Has the church ever taken a stand against this kind of bullying? Have we as a church ever publicly said that this kind of treatment of others is WRONG? Have we repented of those times in our own lives, our own history in which we have excluded, isolated, shamed and punished?

There is an architectural oddity in many medieval churches--the lepers squint. A window cut so that the lepers, who were not allowed to enter the church, could observe the worship. I can only begin to imagine the pain of watching others gather in a community of love and praise while being left to huddle outside, alone. The good news is that churches don't have squints anymore as a standard feature of their architecture. We can look back on them as a quaint, if cruel, oddity--seemingly irrelevant to the life of the church today. Our former cruelties and bigotries rendered harmless.

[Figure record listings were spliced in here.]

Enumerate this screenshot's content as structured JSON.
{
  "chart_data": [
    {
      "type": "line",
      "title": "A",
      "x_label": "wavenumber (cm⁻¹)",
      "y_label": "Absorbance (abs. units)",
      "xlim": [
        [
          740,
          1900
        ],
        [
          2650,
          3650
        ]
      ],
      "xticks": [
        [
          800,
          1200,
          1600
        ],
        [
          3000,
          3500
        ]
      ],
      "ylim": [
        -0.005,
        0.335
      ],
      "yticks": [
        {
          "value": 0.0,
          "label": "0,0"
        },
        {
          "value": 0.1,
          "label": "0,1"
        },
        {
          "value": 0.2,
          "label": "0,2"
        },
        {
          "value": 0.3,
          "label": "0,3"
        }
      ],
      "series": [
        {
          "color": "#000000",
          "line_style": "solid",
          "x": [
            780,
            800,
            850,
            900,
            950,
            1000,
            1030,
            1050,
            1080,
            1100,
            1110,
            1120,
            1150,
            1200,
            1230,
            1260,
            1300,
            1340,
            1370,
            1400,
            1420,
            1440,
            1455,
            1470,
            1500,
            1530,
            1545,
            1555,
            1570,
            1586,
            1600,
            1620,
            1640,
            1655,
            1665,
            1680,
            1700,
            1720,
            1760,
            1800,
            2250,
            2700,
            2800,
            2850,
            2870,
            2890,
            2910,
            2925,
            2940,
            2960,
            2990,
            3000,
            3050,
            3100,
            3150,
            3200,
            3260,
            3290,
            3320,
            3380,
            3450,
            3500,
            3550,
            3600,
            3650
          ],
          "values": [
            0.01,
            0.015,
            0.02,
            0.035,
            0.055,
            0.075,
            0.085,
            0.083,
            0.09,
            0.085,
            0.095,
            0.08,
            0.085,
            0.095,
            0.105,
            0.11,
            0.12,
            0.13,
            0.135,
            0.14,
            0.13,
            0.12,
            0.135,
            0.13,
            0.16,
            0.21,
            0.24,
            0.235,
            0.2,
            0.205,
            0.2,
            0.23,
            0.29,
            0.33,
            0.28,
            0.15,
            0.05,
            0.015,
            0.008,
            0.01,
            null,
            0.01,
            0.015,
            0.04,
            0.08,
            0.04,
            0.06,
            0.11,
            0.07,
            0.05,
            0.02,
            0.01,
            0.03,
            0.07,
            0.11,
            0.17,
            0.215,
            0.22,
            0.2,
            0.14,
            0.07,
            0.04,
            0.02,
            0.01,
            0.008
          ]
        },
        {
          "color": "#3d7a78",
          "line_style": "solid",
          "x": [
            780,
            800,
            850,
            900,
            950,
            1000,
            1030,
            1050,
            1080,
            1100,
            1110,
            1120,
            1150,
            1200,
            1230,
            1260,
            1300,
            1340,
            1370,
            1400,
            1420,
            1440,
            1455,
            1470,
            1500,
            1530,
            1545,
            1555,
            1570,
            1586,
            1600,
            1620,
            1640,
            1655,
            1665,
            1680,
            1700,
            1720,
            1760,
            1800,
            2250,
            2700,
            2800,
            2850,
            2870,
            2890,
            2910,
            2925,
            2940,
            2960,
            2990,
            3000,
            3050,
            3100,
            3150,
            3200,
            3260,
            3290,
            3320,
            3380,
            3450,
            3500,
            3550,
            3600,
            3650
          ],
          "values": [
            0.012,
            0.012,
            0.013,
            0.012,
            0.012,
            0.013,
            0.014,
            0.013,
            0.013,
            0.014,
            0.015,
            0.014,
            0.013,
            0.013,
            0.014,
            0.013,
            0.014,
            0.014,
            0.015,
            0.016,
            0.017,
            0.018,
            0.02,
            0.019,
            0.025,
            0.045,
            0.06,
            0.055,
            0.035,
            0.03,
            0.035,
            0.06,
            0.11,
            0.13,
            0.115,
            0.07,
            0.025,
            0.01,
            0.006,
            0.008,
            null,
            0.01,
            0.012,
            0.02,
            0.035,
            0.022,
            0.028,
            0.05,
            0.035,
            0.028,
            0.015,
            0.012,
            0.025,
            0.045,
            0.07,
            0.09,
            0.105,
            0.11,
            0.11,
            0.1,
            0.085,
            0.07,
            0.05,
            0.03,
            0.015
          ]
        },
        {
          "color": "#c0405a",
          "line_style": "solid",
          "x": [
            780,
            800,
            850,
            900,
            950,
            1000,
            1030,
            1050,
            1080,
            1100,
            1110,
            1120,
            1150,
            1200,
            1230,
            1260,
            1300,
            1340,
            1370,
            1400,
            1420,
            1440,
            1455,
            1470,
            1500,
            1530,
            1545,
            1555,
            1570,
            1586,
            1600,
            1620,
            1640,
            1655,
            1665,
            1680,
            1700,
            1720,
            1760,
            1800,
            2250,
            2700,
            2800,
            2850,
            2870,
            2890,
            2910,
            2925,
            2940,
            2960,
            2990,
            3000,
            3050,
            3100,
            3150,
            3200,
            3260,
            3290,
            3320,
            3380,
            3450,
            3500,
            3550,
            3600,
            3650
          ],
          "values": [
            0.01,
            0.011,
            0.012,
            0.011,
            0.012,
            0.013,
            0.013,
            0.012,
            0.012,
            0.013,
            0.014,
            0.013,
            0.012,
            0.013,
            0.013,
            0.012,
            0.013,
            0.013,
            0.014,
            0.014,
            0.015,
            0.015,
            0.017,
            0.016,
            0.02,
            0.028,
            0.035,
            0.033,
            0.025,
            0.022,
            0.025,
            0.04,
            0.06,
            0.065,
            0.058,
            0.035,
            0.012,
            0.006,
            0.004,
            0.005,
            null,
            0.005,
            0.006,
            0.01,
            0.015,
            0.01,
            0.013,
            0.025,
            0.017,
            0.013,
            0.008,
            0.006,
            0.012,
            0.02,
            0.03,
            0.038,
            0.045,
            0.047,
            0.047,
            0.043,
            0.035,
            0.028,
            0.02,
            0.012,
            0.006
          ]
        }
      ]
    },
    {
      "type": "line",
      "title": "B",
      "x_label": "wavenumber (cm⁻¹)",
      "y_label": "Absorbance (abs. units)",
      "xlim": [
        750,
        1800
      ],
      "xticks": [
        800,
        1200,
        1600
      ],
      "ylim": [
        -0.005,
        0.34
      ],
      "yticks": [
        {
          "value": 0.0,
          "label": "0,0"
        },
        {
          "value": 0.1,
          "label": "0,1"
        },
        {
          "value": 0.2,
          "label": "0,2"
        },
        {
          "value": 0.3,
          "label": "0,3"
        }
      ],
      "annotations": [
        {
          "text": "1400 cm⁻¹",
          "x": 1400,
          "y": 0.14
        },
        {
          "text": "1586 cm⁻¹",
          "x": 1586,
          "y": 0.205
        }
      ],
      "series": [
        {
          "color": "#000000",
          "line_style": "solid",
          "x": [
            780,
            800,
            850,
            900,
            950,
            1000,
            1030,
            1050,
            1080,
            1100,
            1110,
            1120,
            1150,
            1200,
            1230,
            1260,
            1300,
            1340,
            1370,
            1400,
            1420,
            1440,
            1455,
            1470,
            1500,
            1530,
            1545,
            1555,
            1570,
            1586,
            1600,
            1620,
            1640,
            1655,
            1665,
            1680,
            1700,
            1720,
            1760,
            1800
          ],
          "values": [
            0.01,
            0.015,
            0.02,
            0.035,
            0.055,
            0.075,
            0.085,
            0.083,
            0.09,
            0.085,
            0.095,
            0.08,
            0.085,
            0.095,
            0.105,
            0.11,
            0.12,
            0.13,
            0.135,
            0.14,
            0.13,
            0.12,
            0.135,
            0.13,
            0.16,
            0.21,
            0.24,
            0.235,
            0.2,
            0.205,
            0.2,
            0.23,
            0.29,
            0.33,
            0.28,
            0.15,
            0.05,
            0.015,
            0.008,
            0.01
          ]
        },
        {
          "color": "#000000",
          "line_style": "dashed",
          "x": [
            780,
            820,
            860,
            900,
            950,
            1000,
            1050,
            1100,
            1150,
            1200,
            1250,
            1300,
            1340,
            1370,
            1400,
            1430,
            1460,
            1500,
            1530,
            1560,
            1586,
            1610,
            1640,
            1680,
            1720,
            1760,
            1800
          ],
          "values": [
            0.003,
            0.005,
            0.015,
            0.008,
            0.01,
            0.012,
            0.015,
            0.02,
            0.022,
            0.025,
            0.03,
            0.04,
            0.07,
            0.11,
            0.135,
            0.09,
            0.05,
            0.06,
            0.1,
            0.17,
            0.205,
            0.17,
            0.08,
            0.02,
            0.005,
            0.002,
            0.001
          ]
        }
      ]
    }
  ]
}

We have made progress both as a church and as individuals. We have learned and grown and been transformed (remember when women could not serve as priests...much less partnered lesbian mama priests?). This not only gives me hope, but it causes me to wonder, what steps we will need to take to assist in the incoming of the kingdom of God and ensure the dignity of EVERY human being?

What can we do to make it better? Because that is indeed God's will get better (nods to Dan Savage and the youtube it will get better campaign!). The kingdom of God is at hand and it is a place where bullies and bullying do not exist. It is a place where love triumphs and hatreds cease. It is a place where no one is marginalized and all are treated with equal measure of grace and compassion. It will get better.